Startling new WWI evidence shapes Perceptions of War exhibition

9 February 2015

It’s World War One as you’ve never seen it before: in association with the launch of Harvey Broadbent’s new book Gallipoli, The Turkish Defence, the Macquarie University Art Gallery has today opened a powerful new exhibition: Perceptions of War.

With new evidence of alternative perspectives on war history, shared within the context and framework of ‘Remembrance’, the exhibition is set to provide a powerful emotional and physical response to the complexities of war. Curators Rhonda Davis and Sara Smyth-King have drawn together a wide range of materials, including archived maps, comics – even an interactive board game.

Gallipoli: the Turkish perspective

On display for the first time in Australia are archival maps revealing Turkish defence lines and strategies. Leading World War I Macquarie University academics, Sean Brawley and Harvey Broadbent, have researched the archives in Turkey – previously untouched – in uncovering new information pertaining to the Gallipoli campaign from the Turkish perspective. The implications, also arising in the book Gallipoli, The Turkish Defence, are far reaching. Brawley’s film about the Gallipoli landing, shot on site in Turkey with Broadbent, will also feature.
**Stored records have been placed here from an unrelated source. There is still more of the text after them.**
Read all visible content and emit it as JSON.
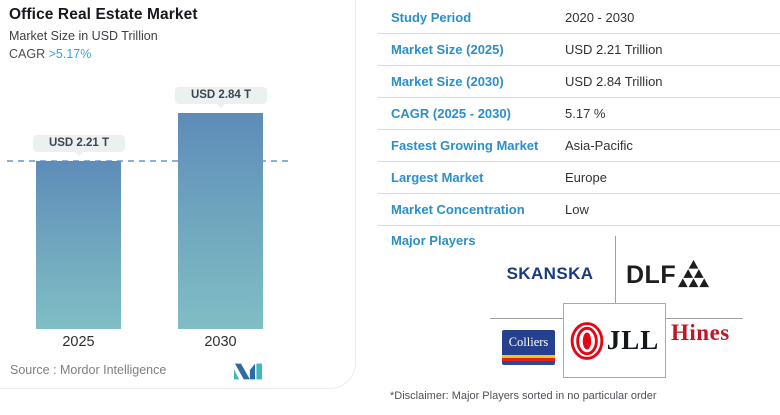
{
  "card": {
    "title": "Office Real Estate Market",
    "subtitle": "Market Size in USD Trillion",
    "cagr_label": "CAGR ",
    "cagr_value": ">5.17%",
    "source": "Source :  Mordor Intelligence"
  },
  "chart_data": {
    "type": "bar",
    "categories": [
      "2025",
      "2030"
    ],
    "values": [
      2.21,
      2.84
    ],
    "bar_labels": [
      "USD 2.21 T",
      "USD 2.84 T"
    ],
    "title": "Office Real Estate Market",
    "ylabel": "Market Size in USD Trillion",
    "ylim": [
      0,
      2.84
    ],
    "reference_line": 2.21,
    "grid": false,
    "legend": false
  },
  "table": {
    "rows": [
      {
        "label": "Study Period",
        "value": "2020 - 2030"
      },
      {
        "label": "Market Size (2025)",
        "value": "USD 2.21 Trillion"
      },
      {
        "label": "Market Size (2030)",
        "value": "USD 2.84 Trillion"
      },
      {
        "label": "CAGR (2025 - 2030)",
        "value": "5.17 %"
      },
      {
        "label": "Fastest Growing Market",
        "value": "Asia-Pacific"
      },
      {
        "label": "Largest Market",
        "value": "Europe"
      },
      {
        "label": "Market Concentration",
        "value": "Low"
      }
    ]
  },
  "major_players": {
    "label": "Major Players",
    "companies": [
      "SKANSKA",
      "DLF",
      "Colliers",
      "JLL",
      "Hines"
    ],
    "disclaimer": "*Disclaimer: Major Players sorted in no particular order"
  },
  "colors": {
    "accent_blue": "#2b8fc9",
    "cagr_blue": "#3aa3d2",
    "bar_gradient_top": "#5d8cb8",
    "bar_gradient_bottom": "#80bec5",
    "dashed_line": "#8cb0da",
    "skanska_blue": "#1b3a7d",
    "dlf_black": "#1d1d1d",
    "jll_red": "#e30613",
    "colliers_blue": "#25418e",
    "hines_red": "#c01823",
    "mordor_navy": "#2b6ca3",
    "mordor_teal": "#44b7ba"
  }
}
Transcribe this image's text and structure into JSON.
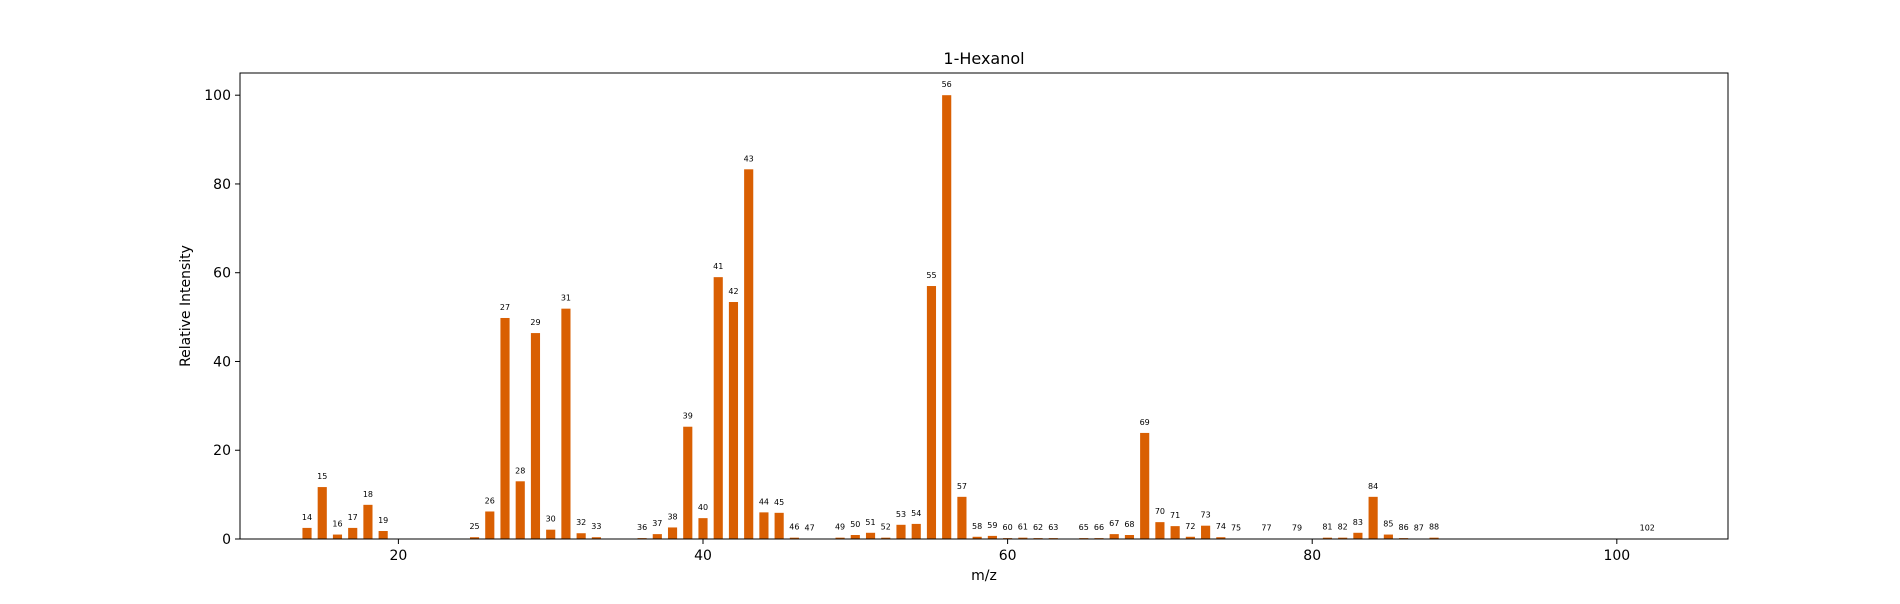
{
  "chart_data": {
    "type": "bar",
    "title": "1-Hexanol",
    "xlabel": "m/z",
    "ylabel": "Relative Intensity",
    "xlim": [
      9.6,
      107.3
    ],
    "ylim": [
      0,
      105
    ],
    "xticks": [
      20,
      40,
      60,
      80,
      100
    ],
    "yticks": [
      0,
      20,
      40,
      60,
      80,
      100
    ],
    "grid": false,
    "color": "#d95f02",
    "x": [
      14,
      15,
      16,
      17,
      18,
      19,
      25,
      26,
      27,
      28,
      29,
      30,
      31,
      32,
      33,
      36,
      37,
      38,
      39,
      40,
      41,
      42,
      43,
      44,
      45,
      46,
      47,
      49,
      50,
      51,
      52,
      53,
      54,
      55,
      56,
      57,
      58,
      59,
      60,
      61,
      62,
      63,
      65,
      66,
      67,
      68,
      69,
      70,
      71,
      72,
      73,
      74,
      75,
      77,
      79,
      81,
      82,
      83,
      84,
      85,
      86,
      87,
      88,
      102
    ],
    "values": [
      2.5,
      11.7,
      1.0,
      2.5,
      7.7,
      1.8,
      0.4,
      6.2,
      49.8,
      13.0,
      46.4,
      2.1,
      51.9,
      1.3,
      0.4,
      0.2,
      1.1,
      2.6,
      25.3,
      4.7,
      59.0,
      53.4,
      83.3,
      6.0,
      5.9,
      0.3,
      0.1,
      0.3,
      0.9,
      1.4,
      0.3,
      3.2,
      3.4,
      57.0,
      100.0,
      9.5,
      0.5,
      0.7,
      0.2,
      0.3,
      0.2,
      0.2,
      0.2,
      0.2,
      1.1,
      0.9,
      23.9,
      3.8,
      2.9,
      0.5,
      3.0,
      0.4,
      0.1,
      0.1,
      0.1,
      0.3,
      0.3,
      1.4,
      9.5,
      1.0,
      0.2,
      0.1,
      0.3,
      0.1
    ]
  }
}
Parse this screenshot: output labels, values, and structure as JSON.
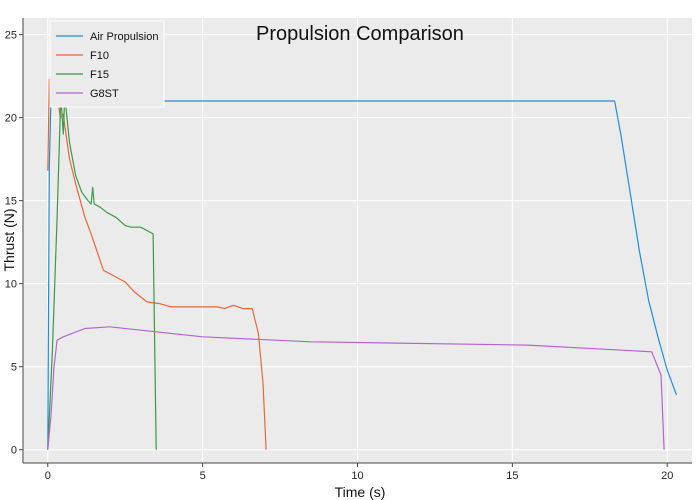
{
  "chart_data": {
    "type": "line",
    "title": "Propulsion Comparison",
    "xlabel": "Time (s)",
    "ylabel": "Thrust (N)",
    "xlim": [
      -0.8,
      20.8
    ],
    "ylim": [
      -0.8,
      26
    ],
    "xticks": [
      0,
      5,
      10,
      15,
      20
    ],
    "yticks": [
      0,
      5,
      10,
      15,
      20,
      25
    ],
    "grid": true,
    "background": "#ebebeb",
    "legend_position": "top-left",
    "series": [
      {
        "name": "Air Propulsion",
        "color": "#1f8fd6",
        "points": [
          [
            0,
            0
          ],
          [
            0.05,
            17
          ],
          [
            0.1,
            21
          ],
          [
            18.3,
            21
          ],
          [
            18.5,
            19
          ],
          [
            18.8,
            15.5
          ],
          [
            19.1,
            12
          ],
          [
            19.4,
            9
          ],
          [
            19.7,
            6.8
          ],
          [
            20,
            4.8
          ],
          [
            20.3,
            3.3
          ]
        ]
      },
      {
        "name": "F10",
        "color": "#e8663a",
        "points": [
          [
            0,
            16.8
          ],
          [
            0.05,
            22.3
          ],
          [
            0.15,
            22.2
          ],
          [
            0.3,
            21.5
          ],
          [
            0.4,
            20
          ],
          [
            0.5,
            20.2
          ],
          [
            0.55,
            19.5
          ],
          [
            0.7,
            17.5
          ],
          [
            0.9,
            16
          ],
          [
            1.2,
            14
          ],
          [
            1.4,
            13
          ],
          [
            1.8,
            10.8
          ],
          [
            2.2,
            10.4
          ],
          [
            2.5,
            10.1
          ],
          [
            2.8,
            9.5
          ],
          [
            3.2,
            8.9
          ],
          [
            3.6,
            8.8
          ],
          [
            4,
            8.6
          ],
          [
            5.5,
            8.6
          ],
          [
            5.7,
            8.5
          ],
          [
            6,
            8.7
          ],
          [
            6.3,
            8.5
          ],
          [
            6.6,
            8.5
          ],
          [
            6.8,
            7
          ],
          [
            6.95,
            4
          ],
          [
            7.05,
            0
          ]
        ]
      },
      {
        "name": "F15",
        "color": "#3a9a48",
        "points": [
          [
            0,
            0
          ],
          [
            0.15,
            6
          ],
          [
            0.3,
            14
          ],
          [
            0.42,
            21.3
          ],
          [
            0.5,
            19
          ],
          [
            0.55,
            21.3
          ],
          [
            0.7,
            18.5
          ],
          [
            0.9,
            16.5
          ],
          [
            1.1,
            15.5
          ],
          [
            1.3,
            15
          ],
          [
            1.4,
            14.8
          ],
          [
            1.45,
            15.8
          ],
          [
            1.5,
            14.8
          ],
          [
            1.7,
            14.6
          ],
          [
            1.9,
            14.3
          ],
          [
            2.2,
            14
          ],
          [
            2.5,
            13.5
          ],
          [
            2.7,
            13.4
          ],
          [
            3,
            13.4
          ],
          [
            3.2,
            13.2
          ],
          [
            3.4,
            13
          ],
          [
            3.5,
            0
          ]
        ]
      },
      {
        "name": "G8ST",
        "color": "#b366cc",
        "points": [
          [
            0,
            0
          ],
          [
            0.1,
            2
          ],
          [
            0.2,
            5
          ],
          [
            0.3,
            6.6
          ],
          [
            0.5,
            6.8
          ],
          [
            1.2,
            7.3
          ],
          [
            2,
            7.4
          ],
          [
            3,
            7.2
          ],
          [
            5,
            6.8
          ],
          [
            8.5,
            6.5
          ],
          [
            15.5,
            6.3
          ],
          [
            19.5,
            5.9
          ],
          [
            19.8,
            4.5
          ],
          [
            19.9,
            0
          ]
        ]
      }
    ]
  }
}
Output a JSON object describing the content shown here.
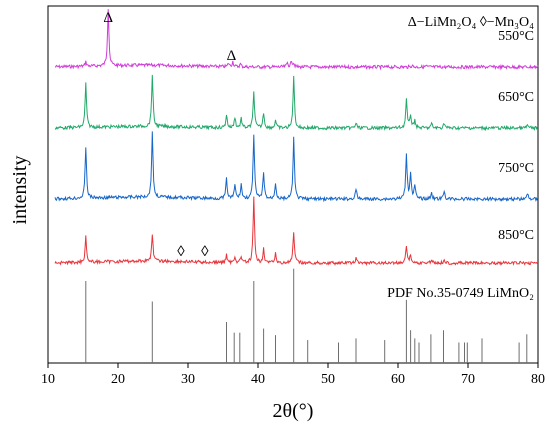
{
  "chart_data": {
    "type": "line",
    "xlabel": "2θ(°)",
    "ylabel": "intensity",
    "xlim": [
      10,
      80
    ],
    "xticks": [
      10,
      20,
      30,
      40,
      50,
      60,
      70,
      80
    ],
    "legend_text": "Δ−LiMn₂O₄ ◊−Mn₃O₄",
    "series": [
      {
        "name": "550°C",
        "color": "#d03cd8",
        "baseline": 0.0,
        "peaks": [
          [
            15.4,
            0.08
          ],
          [
            18.6,
            1.0
          ],
          [
            35.8,
            0.06
          ],
          [
            36.4,
            0.09
          ],
          [
            37.5,
            0.05
          ],
          [
            44.2,
            0.07
          ],
          [
            44.8,
            0.1
          ],
          [
            45.1,
            0.06
          ],
          [
            62.0,
            0.03
          ],
          [
            64.0,
            0.02
          ]
        ]
      },
      {
        "name": "650°C",
        "color": "#21a86a",
        "baseline": 0.0,
        "peaks": [
          [
            15.4,
            0.85
          ],
          [
            24.9,
            1.0
          ],
          [
            35.5,
            0.25
          ],
          [
            36.7,
            0.2
          ],
          [
            37.6,
            0.18
          ],
          [
            39.4,
            0.7
          ],
          [
            40.8,
            0.3
          ],
          [
            42.5,
            0.15
          ],
          [
            45.1,
            1.0
          ],
          [
            54.0,
            0.1
          ],
          [
            61.2,
            0.55
          ],
          [
            61.8,
            0.25
          ],
          [
            62.4,
            0.15
          ],
          [
            64.8,
            0.08
          ],
          [
            66.6,
            0.1
          ],
          [
            78.5,
            0.06
          ]
        ]
      },
      {
        "name": "750°C",
        "color": "#1766c9",
        "baseline": 0.0,
        "peaks": [
          [
            15.4,
            0.8
          ],
          [
            24.9,
            1.0
          ],
          [
            35.5,
            0.3
          ],
          [
            36.7,
            0.22
          ],
          [
            37.6,
            0.22
          ],
          [
            39.4,
            1.0
          ],
          [
            40.8,
            0.4
          ],
          [
            42.5,
            0.25
          ],
          [
            45.1,
            0.95
          ],
          [
            54.0,
            0.15
          ],
          [
            61.2,
            0.7
          ],
          [
            61.8,
            0.4
          ],
          [
            62.4,
            0.2
          ],
          [
            64.8,
            0.1
          ],
          [
            66.6,
            0.12
          ],
          [
            78.5,
            0.08
          ]
        ]
      },
      {
        "name": "850°C",
        "color": "#e8343a",
        "baseline": 0.0,
        "peaks": [
          [
            15.4,
            0.4
          ],
          [
            24.9,
            0.43
          ],
          [
            35.5,
            0.12
          ],
          [
            36.7,
            0.1
          ],
          [
            37.6,
            0.1
          ],
          [
            39.4,
            1.0
          ],
          [
            40.8,
            0.22
          ],
          [
            42.5,
            0.14
          ],
          [
            45.1,
            0.48
          ],
          [
            54.0,
            0.07
          ],
          [
            61.2,
            0.28
          ],
          [
            61.8,
            0.12
          ],
          [
            64.8,
            0.06
          ],
          [
            66.6,
            0.06
          ]
        ]
      }
    ],
    "reference": {
      "name": "PDF No.35-0749 LiMnO₂",
      "color": "#6e6e6e",
      "lines": [
        [
          15.4,
          1.0
        ],
        [
          24.9,
          0.75
        ],
        [
          35.5,
          0.5
        ],
        [
          36.6,
          0.37
        ],
        [
          37.4,
          0.37
        ],
        [
          39.4,
          1.0
        ],
        [
          40.8,
          0.42
        ],
        [
          42.5,
          0.34
        ],
        [
          45.1,
          1.15
        ],
        [
          47.1,
          0.28
        ],
        [
          51.5,
          0.25
        ],
        [
          54.0,
          0.3
        ],
        [
          58.1,
          0.28
        ],
        [
          61.2,
          0.77
        ],
        [
          61.8,
          0.4
        ],
        [
          62.4,
          0.3
        ],
        [
          63.0,
          0.25
        ],
        [
          64.7,
          0.35
        ],
        [
          66.5,
          0.4
        ],
        [
          68.7,
          0.25
        ],
        [
          69.5,
          0.25
        ],
        [
          69.9,
          0.25
        ],
        [
          72.0,
          0.3
        ],
        [
          77.3,
          0.25
        ],
        [
          78.4,
          0.35
        ]
      ]
    },
    "annotations": [
      {
        "text": "Δ",
        "x": 18.6,
        "series": "550°C"
      },
      {
        "text": "Δ",
        "x": 36.2,
        "series": "550°C"
      },
      {
        "text": "◊",
        "x": 29.0,
        "series": "850°C"
      },
      {
        "text": "◊",
        "x": 32.4,
        "series": "850°C"
      }
    ]
  }
}
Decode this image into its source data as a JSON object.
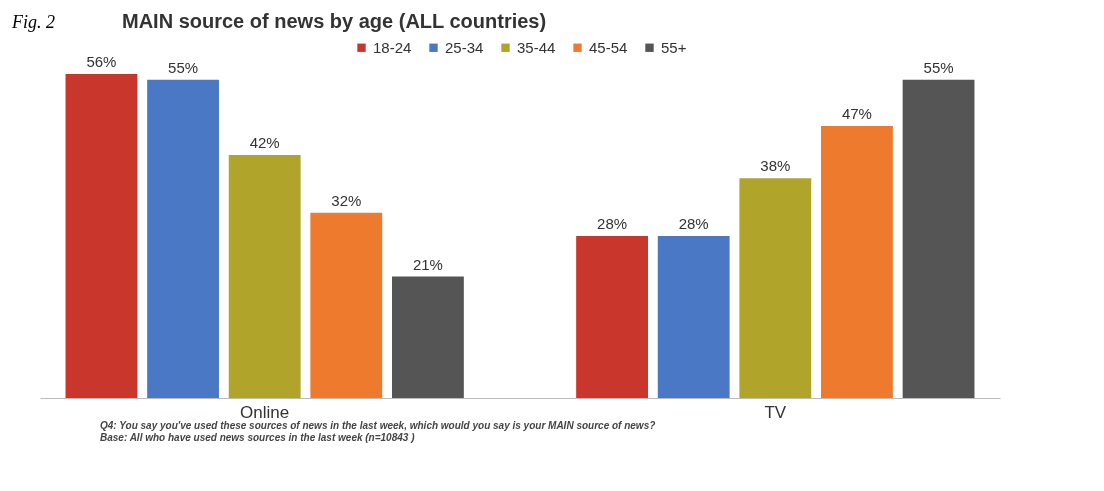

War through comics and cartoons: everyday man’s art

Professor Jane Chapman has worked across the archives of the British Empire, travelling through Australia and Canada to uncover comic and cartoon narratives never before exhibited. Over 800 trench newspapers have been rediscovered, with the art of ordinary soldiers representing their point of view direct from the frontlines. The history and contemporary contribution of comics and cartoons as a cultural record during World War I has revealed new information about various aspects of war from propaganda, the role of humour during catastrophic times, to its psychological power as a means of communication.

Board games and more

An interactive board game designed by Cameron Oldfield and new works by leading contemporary artists Lisa Jones and Tim Moore bring a conceptual element to the display.

Insights into Indigenous Australians and those from non-English speaking backgrounds (such as Greek-Australians) who fought in the Australian armed services during the conflict, provide yet another perspective.


Professor Dame Marie Bashir will launch both the exhibition and Gallipoli Book on Wednesday 11 February at 6pm. For media invites, please contact Media Manager Joanna Wheatley: / 9850 1039


9 February – 18 March 2015
Macquarie University Art Gallery, Building E11A (northern end of Eastern Rd)

Public lectures:

Thursday 19 February at 1pm
“Visual Satire and Australian Identity, 1914-18”
Presented by Professor Jane Chapman

Thursday 5 March at 1pm
“Humour as History – Soldier Cartoons from the Trenches”
Presented by Professor Jane Chapman

More on Gallipoli: The Turkish Defence, published by Melbourne University Press

Gallipoli: The Turkish Defence is the first and only book to reveal new details of the Turkish point of view of the conflict, revealing how the Turks reacted and defended Gallipoli and how they succeeded in forcing the Allied forces to withdraw.

Author and Turkish language expert Harvey Broadbent spent five years in Turkish military and other archives to unearth the Turkish story. He had access to an extensive collection of previously unresearched documents, ranging from official government records to military and personal diaries and correspondence of soldiers. The result is the fullest possible and most comprehensive account of the Turkish defence yet produced, which fills a huge gap in the history of the Gallipoli campaign.